Le président de la Commission électorale nationale indépendante (CENI), Denis Kadima, a assuré que les prochaines élections prévues en 2028 devraient se tenir dans le respect du calendrier électoral, écartant l’hypothèse d’un éventuel glissement.
S’exprimant sur les défis susceptibles d’affecter l’organisation des scrutins à venir, le président de la centrale électorale a estimé que les Congolais demeurent profondément attachés au respect du cycle électoral et qu’ils n’accepteraient pas un report des élections.
Selon Denis Kadima, un glissement du calendrier électoral serait perçu par la population comme une tentative de manipulation politique visant à prolonger le maintien d’un groupe au pouvoir.
« Le Congolais tient beaucoup à son cycle électoral. Le Congolais n’accepterait pas un glissement parce que ça sera perçu comme de la manipulation politique pour peut-être éterniser un groupe de gens au pouvoir », a-t-il déclaré s'exprimant sur RFI.

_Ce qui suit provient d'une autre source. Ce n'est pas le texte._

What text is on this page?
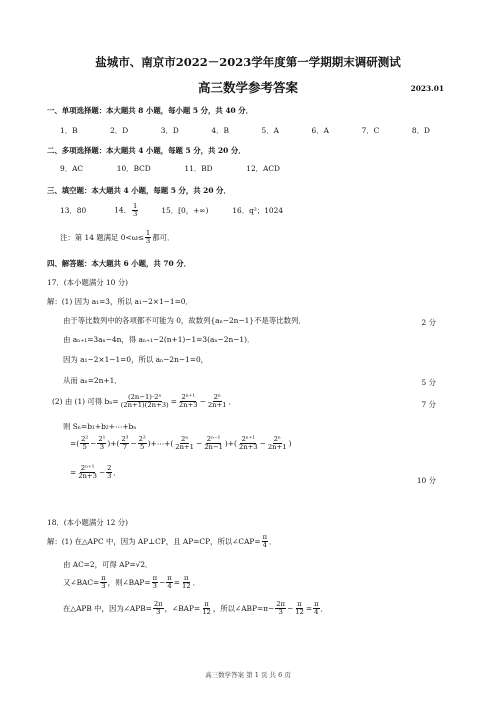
盐城市、南京市2022－2023学年度第一学期期末调研测试
高三数学参考答案	2023.01
一、单项选择题：本大题共 8 小题，每小题 5 分，共 40 分．
1．B	2．D	3．D	4．B	5．A	6．A	7．C	8．D
二、多项选择题：本大题共 4 小题，每题 5 分，共 20 分．
9．AC	10．BCD	11．BD	12．ACD
三、填空题：本大题共 4 小题，每题 5 分，共 20 分．
13．80	14． $\frac{1}{3}$	15．[0，+∞)	16．q²；1024
注：第 14 题满足 $0<\omega\le \frac{1}{3}$ 都可．
四、解答题：本大题共 6 小题，共 70 分．
17．(本小题满分 10 分)
解：(1) 因为 a₁=3，所以 a₁−2×1−1=0．
由于等比数列中的各项都不可能为 0，故数列{aₙ−2n−1}不是等比数列．	2 分
由 aₙ₊₁=3aₙ−4n，得 aₙ₊₁−2(n+1)−1=3(aₙ−2n−1)．
因为 a₁−2×1−1=0，所以 aₙ−2n−1=0，
从而 aₙ=2n+1．	5 分
(2) 由 (1) 可得 $b_n= \frac{\text{(2n−1)·2ⁿ}}{(2n+1)(2n+3)} = \frac{\text{2ⁿ⁺¹}}{2n+3} - \frac{\text{2ⁿ}}{2n+1}$ ．	7 分
则 Sₙ=b₁+b₂+⋯+bₙ
=( $\frac{\text{2²}}{5} - \frac{\text{2¹}}{3}$ )+( $\frac{\text{2³}}{7} - \frac{\text{2²}}{5}$ )+⋯+( $\frac{\text{2ⁿ}}{2n+1} - \frac{\text{2ⁿ⁻¹}}{2n-1}$ )+( $\frac{\text{2ⁿ⁺¹}}{2n+3} - \frac{\text{2ⁿ}}{2n+1}$ )
= $\frac{\text{2ⁿ⁺¹}}{2n+3} - \frac{2}{3}$ ．
10 分
18．(本小题满分 12 分)
解：(1) 在△APC 中，因为 AP⊥CP，且 AP=CP，所以∠CAP= $\frac{\pi}{4}$ ．
由 AC=2，可得 AP=√2．
又∠BAC= $\frac{\pi}{3}$ ，则∠BAP= $\frac{\pi}{3} - \frac{\pi}{4} = \frac{\pi}{12}$ ．
在△APB 中，因为∠APB= $\frac{2\pi}{3}$ ，∠BAP= $\frac{\pi}{12}$ ，所以∠ABP=π− $\frac{2\pi}{3} - \frac{\pi}{12} = \frac{\pi}{4}$ ．
高三数学答案 第 1 页 共 6 页
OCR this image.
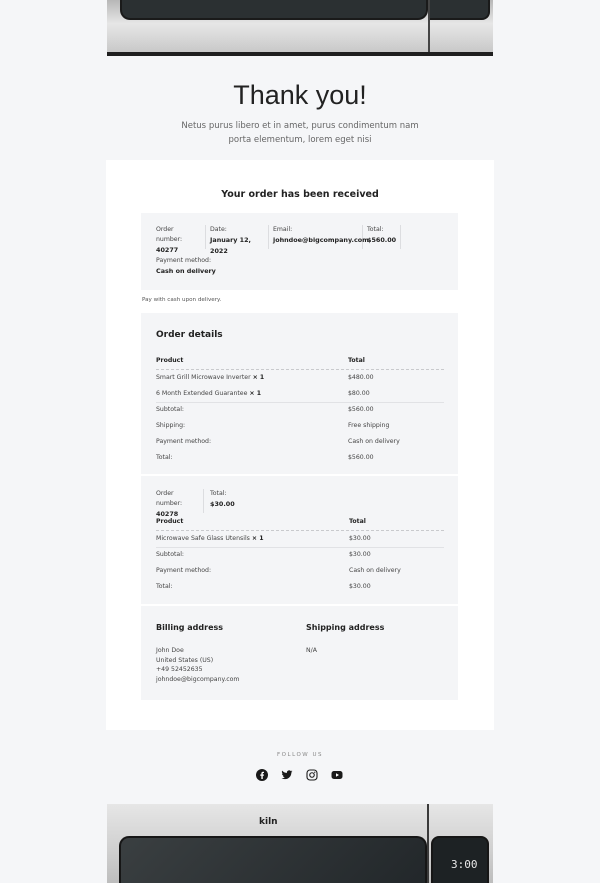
Thank you!

Netus purus libero et in amet, purus condimentum nam porta elementum, lorem eget nisi

Your order has been received
Order number:
40277
Date:
January 12, 2022
Email:
johndoe@bigcompany.com
Total:
$560.00
Payment method:
Cash on delivery
Pay with cash upon delivery.
Order details
Product	Total
Smart Grill Microwave Inverter × 1	$480.00
6 Month Extended Guarantee × 1	$80.00
Subtotal:	$560.00
Shipping:	Free shipping
Payment method:	Cash on delivery
Total:	$560.00
Order number:
40278
Total:
$30.00
Product	Total
Microwave Safe Glass Utensils × 1	$30.00
Subtotal:	$30.00
Payment method:	Cash on delivery
Total:	$30.00
Billing address
John Doe
United States (US)
+49 52452635
johndoe@bigcompany.com
Shipping address
N/A
FOLLOW US
kiln
3:00
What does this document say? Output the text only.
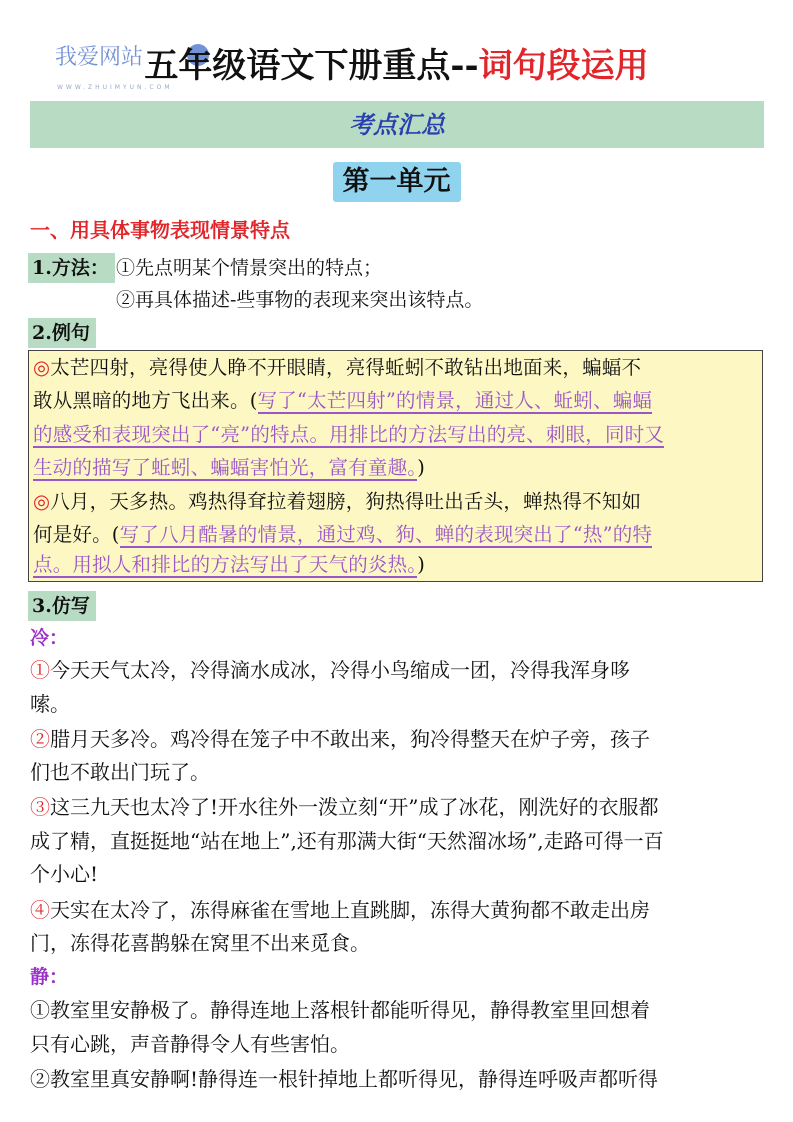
我爱网站
WWW.ZHUIMYUN.COM
五年级语文下册重点--词句段运用
考点汇总
第一单元
一、用具体事物表现情景特点
1.方法： ①先点明某个情景突出的特点；
②再具体描述-些事物的表现来突出该特点。
2.例句
◎太芒四射，亮得使人睁不开眼睛，亮得蚯蚓不敢钻出地面来，蝙蝠不
敢从黑暗的地方飞出来。(写了“太芒四射”的情景，通过人、蚯蚓、蝙蝠
的感受和表现突出了“亮”的特点。用排比的方法写出的亮、刺眼，同时又
生动的描写了蚯蚓、蝙蝠害怕光，富有童趣。)
◎八月，天多热。鸡热得耷拉着翅膀，狗热得吐出舌头，蝉热得不知如
何是好。(写了八月酷暑的情景，通过鸡、狗、蝉的表现突出了“热”的特
点。用拟人和排比的方法写出了天气的炎热。)
3.仿写
冷：
①今天天气太冷，冷得滴水成冰，冷得小鸟缩成一团，冷得我浑身哆
嗦。
②腊月天多冷。鸡冷得在笼子中不敢出来，狗冷得整天在炉子旁，孩子
们也不敢出门玩了。
③这三九天也太冷了!开水往外一泼立刻“开”成了冰花，刚洗好的衣服都
成了精，直挺挺地“站在地上”,还有那满大街“天然溜冰场”,走路可得一百
个小心!
④天实在太冷了，冻得麻雀在雪地上直跳脚，冻得大黄狗都不敢走出房
门，冻得花喜鹊躲在窝里不出来觅食。
静：
①教室里安静极了。静得连地上落根针都能听得见，静得教室里回想着
只有心跳，声音静得令人有些害怕。
②教室里真安静啊!静得连一根针掉地上都听得见，静得连呼吸声都听得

[AUDIO] Denis Kadima, président de la CENI, n’est pas favorable à un report des élections de 2028. Sur RFI, il révèle que le gouvernement a accumulé des dettes envers la CENI depuis 2023. #AXEmedia pic.twitter.com/ZNhUtLJSmy
— Alain St Pierre Mwamba (@alainmwamba) June 2, 2026
Des défis sécuritaires et sanitaires à relever
Le président de la CENI a toutefois reconnu l’existence de plusieurs contraintes susceptibles de compliquer l’organisation des élections, notamment l’insécurité persistante dans l’est de la République démocratique du Congo ainsi que les risques sanitaires.
Il a souligné que ces défis ne relèvent pas uniquement de la responsabilité de la CENI, mais nécessitent l’implication de plusieurs institutions de l’État, notamment les secteurs de la défense et de la santé.
« Il faut que nous fassions notre part. L’épidémie est quand même assez localisée. Le pays a l’expérience dans cette matière-là. Mais il y a certes l’insécurité à l’est, c’est aussi un problème majeur. Et là, la CENI seule ne peut pas se prononcer. Il faut que la défense, la santé, tout le monde entre dans la danse. Chacun doit faire sa part », a ajouté Denis Kadima.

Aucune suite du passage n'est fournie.